View Single Post
Old 14th August 2008
drhowarddrfine drhowarddrfine is offline
VPN Cryptographer
 
Join Date: May 2008
Posts: 377
Default

I don't know how I missed this thread.

My first real computer was actually a toy computer that had little sliding racks on it for calculating logic. My dad bought it for some reason when I was about 8. My first sight of a real one was in 1970 when I went to college and the geologists next door had an IBM something with punch cards. I just didn't get it but I was a EE major and had no interest cause I was going into radio/tv.

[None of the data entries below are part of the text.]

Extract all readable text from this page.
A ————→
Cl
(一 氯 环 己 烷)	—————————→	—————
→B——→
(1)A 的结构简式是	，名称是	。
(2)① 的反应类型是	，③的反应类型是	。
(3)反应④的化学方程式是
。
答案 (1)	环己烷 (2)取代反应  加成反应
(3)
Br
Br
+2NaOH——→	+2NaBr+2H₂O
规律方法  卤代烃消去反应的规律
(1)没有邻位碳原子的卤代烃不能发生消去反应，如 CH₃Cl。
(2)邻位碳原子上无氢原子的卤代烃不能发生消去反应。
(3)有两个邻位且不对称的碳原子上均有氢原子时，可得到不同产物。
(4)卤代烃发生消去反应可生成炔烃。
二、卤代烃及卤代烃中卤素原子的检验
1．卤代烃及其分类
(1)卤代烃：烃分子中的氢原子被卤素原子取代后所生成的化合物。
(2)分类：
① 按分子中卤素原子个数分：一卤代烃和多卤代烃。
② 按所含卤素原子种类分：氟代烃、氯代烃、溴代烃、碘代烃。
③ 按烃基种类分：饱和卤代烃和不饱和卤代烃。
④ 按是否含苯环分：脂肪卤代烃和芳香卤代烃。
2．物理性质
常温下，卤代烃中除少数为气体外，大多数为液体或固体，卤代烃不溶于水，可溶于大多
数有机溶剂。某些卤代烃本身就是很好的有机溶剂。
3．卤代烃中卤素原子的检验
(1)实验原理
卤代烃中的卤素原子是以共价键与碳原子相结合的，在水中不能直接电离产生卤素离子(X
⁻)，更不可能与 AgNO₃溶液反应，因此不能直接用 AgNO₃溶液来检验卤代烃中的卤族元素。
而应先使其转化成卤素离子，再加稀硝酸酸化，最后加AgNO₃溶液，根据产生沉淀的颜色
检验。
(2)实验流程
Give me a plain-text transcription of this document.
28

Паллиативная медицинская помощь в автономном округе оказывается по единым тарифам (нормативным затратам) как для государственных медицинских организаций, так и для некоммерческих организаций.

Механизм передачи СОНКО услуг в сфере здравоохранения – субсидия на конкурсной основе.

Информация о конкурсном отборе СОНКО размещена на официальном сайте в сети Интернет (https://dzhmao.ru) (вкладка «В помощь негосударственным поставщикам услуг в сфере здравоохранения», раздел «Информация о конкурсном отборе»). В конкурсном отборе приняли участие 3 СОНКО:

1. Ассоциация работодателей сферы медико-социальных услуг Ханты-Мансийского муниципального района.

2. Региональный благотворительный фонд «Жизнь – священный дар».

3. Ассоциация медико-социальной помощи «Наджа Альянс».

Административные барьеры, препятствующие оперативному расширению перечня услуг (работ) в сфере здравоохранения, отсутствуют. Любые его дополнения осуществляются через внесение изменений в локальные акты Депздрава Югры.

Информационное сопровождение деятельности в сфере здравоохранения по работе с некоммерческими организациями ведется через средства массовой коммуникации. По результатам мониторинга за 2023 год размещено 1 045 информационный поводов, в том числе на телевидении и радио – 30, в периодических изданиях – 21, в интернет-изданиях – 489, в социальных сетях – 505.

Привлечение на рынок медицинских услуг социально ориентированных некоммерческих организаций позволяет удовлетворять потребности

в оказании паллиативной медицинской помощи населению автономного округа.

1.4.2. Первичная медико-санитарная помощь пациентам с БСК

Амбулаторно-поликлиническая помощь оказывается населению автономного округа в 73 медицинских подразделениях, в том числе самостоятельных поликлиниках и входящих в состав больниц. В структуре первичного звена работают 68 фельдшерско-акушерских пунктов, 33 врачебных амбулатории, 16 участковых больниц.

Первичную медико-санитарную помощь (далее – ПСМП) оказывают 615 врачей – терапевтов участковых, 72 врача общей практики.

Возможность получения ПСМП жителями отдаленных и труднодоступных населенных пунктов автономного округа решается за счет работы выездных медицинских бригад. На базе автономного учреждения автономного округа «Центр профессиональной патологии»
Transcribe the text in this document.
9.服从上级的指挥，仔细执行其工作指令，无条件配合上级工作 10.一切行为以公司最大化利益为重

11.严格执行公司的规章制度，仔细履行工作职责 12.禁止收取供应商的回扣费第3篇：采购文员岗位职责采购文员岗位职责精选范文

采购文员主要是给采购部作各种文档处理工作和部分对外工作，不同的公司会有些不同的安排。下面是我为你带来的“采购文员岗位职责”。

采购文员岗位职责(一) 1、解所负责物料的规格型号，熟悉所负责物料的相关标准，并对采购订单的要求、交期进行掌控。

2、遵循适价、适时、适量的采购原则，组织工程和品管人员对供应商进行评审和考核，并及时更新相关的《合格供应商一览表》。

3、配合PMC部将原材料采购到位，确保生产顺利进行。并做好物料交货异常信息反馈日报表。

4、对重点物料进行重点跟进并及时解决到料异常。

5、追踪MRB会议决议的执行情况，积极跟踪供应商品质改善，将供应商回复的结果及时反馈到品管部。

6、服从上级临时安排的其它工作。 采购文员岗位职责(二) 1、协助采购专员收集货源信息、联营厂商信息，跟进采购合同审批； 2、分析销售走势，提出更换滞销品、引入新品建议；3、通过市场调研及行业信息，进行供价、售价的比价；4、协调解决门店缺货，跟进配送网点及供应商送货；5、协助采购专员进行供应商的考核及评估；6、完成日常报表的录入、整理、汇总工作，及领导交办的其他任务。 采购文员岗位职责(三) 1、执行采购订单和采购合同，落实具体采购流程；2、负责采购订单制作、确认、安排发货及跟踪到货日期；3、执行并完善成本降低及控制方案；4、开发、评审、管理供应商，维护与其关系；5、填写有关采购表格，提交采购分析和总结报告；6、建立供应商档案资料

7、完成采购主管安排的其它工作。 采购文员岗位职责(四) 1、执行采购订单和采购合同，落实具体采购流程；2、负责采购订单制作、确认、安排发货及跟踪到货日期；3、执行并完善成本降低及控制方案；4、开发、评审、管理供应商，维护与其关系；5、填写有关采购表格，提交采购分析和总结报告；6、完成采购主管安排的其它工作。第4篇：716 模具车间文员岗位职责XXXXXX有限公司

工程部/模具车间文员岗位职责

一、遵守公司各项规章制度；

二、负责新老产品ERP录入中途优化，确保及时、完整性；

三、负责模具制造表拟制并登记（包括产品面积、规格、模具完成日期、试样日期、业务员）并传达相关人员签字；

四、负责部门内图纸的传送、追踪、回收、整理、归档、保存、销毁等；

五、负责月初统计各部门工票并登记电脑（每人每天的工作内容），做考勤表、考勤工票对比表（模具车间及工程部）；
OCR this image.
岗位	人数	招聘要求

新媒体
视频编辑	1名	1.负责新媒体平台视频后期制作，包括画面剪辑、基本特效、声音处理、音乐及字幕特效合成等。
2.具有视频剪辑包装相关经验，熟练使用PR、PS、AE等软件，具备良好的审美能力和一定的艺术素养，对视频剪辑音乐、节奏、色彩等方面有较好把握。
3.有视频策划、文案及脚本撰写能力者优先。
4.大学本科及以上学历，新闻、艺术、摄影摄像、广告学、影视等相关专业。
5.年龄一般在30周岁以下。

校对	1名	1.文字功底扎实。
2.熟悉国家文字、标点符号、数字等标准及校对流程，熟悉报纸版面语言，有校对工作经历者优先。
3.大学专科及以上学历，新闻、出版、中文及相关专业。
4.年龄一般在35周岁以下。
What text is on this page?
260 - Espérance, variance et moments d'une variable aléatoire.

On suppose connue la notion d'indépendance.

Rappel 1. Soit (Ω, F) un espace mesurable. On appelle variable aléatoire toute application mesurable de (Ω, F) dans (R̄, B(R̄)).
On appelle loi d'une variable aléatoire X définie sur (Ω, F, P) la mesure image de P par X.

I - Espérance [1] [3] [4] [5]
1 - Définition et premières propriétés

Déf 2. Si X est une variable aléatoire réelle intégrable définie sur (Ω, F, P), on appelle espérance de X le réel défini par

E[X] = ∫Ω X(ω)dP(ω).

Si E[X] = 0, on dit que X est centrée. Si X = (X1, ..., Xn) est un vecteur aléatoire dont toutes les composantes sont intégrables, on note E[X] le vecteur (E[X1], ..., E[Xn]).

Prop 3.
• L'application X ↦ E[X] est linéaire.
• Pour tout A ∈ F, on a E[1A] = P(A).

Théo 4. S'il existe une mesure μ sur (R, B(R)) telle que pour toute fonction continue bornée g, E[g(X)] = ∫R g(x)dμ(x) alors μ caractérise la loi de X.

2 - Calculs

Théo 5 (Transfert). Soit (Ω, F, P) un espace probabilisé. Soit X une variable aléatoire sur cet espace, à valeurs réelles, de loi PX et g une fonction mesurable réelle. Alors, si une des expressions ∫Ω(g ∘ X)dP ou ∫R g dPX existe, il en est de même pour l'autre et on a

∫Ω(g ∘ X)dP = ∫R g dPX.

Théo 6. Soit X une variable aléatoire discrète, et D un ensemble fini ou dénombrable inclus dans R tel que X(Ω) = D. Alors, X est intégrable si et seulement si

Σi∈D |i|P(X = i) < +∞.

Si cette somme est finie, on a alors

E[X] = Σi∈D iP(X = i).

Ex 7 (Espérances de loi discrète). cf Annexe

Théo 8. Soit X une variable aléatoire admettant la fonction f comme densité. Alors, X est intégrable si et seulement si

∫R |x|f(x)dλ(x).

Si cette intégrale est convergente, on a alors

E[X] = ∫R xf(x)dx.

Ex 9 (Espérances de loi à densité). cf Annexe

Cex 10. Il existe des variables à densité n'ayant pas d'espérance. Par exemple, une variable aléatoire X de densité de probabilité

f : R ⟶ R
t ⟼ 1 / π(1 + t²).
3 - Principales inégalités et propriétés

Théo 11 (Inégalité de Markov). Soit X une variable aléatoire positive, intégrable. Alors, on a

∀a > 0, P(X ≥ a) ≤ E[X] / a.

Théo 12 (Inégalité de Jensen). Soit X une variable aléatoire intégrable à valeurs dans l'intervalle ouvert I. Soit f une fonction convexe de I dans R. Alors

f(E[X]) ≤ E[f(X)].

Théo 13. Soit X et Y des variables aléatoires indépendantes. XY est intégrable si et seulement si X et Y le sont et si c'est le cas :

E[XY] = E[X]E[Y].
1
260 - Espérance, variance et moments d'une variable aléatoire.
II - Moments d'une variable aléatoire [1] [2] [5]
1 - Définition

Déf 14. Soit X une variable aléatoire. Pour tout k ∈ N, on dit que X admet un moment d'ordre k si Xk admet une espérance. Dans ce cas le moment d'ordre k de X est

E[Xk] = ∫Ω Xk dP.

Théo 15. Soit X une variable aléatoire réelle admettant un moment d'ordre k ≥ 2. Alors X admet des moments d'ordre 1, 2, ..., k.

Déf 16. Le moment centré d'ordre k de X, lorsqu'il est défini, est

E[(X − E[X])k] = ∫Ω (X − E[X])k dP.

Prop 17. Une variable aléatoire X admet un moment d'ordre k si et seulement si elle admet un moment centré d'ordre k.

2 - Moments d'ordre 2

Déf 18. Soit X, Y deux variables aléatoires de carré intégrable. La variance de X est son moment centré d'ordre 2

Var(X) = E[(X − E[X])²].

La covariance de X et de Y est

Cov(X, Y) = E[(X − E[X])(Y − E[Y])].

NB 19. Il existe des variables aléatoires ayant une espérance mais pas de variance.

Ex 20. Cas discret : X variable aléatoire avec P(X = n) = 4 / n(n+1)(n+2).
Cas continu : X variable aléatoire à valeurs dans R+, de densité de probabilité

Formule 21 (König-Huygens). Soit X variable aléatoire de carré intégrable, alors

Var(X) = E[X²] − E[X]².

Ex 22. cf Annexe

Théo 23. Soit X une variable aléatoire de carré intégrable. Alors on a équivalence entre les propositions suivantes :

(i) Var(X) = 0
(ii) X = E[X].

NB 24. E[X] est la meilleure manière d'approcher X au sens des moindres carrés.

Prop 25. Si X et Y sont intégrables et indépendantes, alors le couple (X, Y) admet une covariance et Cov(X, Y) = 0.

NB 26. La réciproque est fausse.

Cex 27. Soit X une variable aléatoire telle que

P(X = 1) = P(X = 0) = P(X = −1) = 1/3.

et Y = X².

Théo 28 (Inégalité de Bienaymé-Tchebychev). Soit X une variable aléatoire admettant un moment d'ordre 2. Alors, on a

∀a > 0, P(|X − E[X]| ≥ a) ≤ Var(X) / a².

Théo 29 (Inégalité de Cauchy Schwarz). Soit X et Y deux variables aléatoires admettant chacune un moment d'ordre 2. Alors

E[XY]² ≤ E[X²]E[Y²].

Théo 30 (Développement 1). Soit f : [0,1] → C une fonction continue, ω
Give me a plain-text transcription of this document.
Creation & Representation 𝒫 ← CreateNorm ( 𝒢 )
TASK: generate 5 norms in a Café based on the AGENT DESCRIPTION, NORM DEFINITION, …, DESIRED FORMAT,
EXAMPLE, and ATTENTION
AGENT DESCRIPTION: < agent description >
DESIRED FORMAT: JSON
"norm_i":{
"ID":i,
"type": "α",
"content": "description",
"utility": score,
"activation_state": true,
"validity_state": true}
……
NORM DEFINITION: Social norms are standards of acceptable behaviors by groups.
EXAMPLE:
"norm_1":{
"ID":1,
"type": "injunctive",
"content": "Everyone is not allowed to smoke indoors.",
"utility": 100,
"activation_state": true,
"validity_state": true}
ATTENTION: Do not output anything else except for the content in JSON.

After about 10 years of the radio/tv (and film) thing, I went to work for a company that made one of the first CAT scanners. It was a completely TTL system. My first exposure to a programming language was MUMPS.

The first computer I owned was one I built from the brand new 8085 that just came out, saving me the trouble of the extra chips involved with an 8080. Eventually I put together one using a Z80. Assembly language was the highest I ever went, sometimes just using switches and, in a few cases, touching wires together . Saving programs to a cassette recorder was bleeding edge but the damn tapes sometimes took two or three passes before the computer would reload properly; if at all.

That was all around 1980. I worked on 6801s, 6809s, 8051s. Intel was the only hardware we bought. And if you were reading Byte in the 1980s like roddierod then you read an article I wrote.

I was starting to work more on applications by 1985 but still in assembly. I selected the 68000 (I was now project manager) but my damn MIT big shot sob of a boss made us learn this thing called 'C'. There was more cussing than you would expect out of a professional office. Most of us only used it until it didn't work and then just used assembly. It was all done on a PDP-8 but the thing couldn't handle the load of our compiles (damn HLL POS). I got a few of us together and we pitched buying a mini-computer from some new company called Sun Microsystems. They ran up against Apollo Computers, which I favored.

I then moved to Pixar. They sold hardware then that ran Renderman. I remember riding the bus back to the airport after my interview with Ed Catmull who was messing with the rendering engine on the bus. Later, I went to Silicon Graphics and used to occasionally eat lunch with Jim Clark.

Things get pretty boring after that, computer-wise.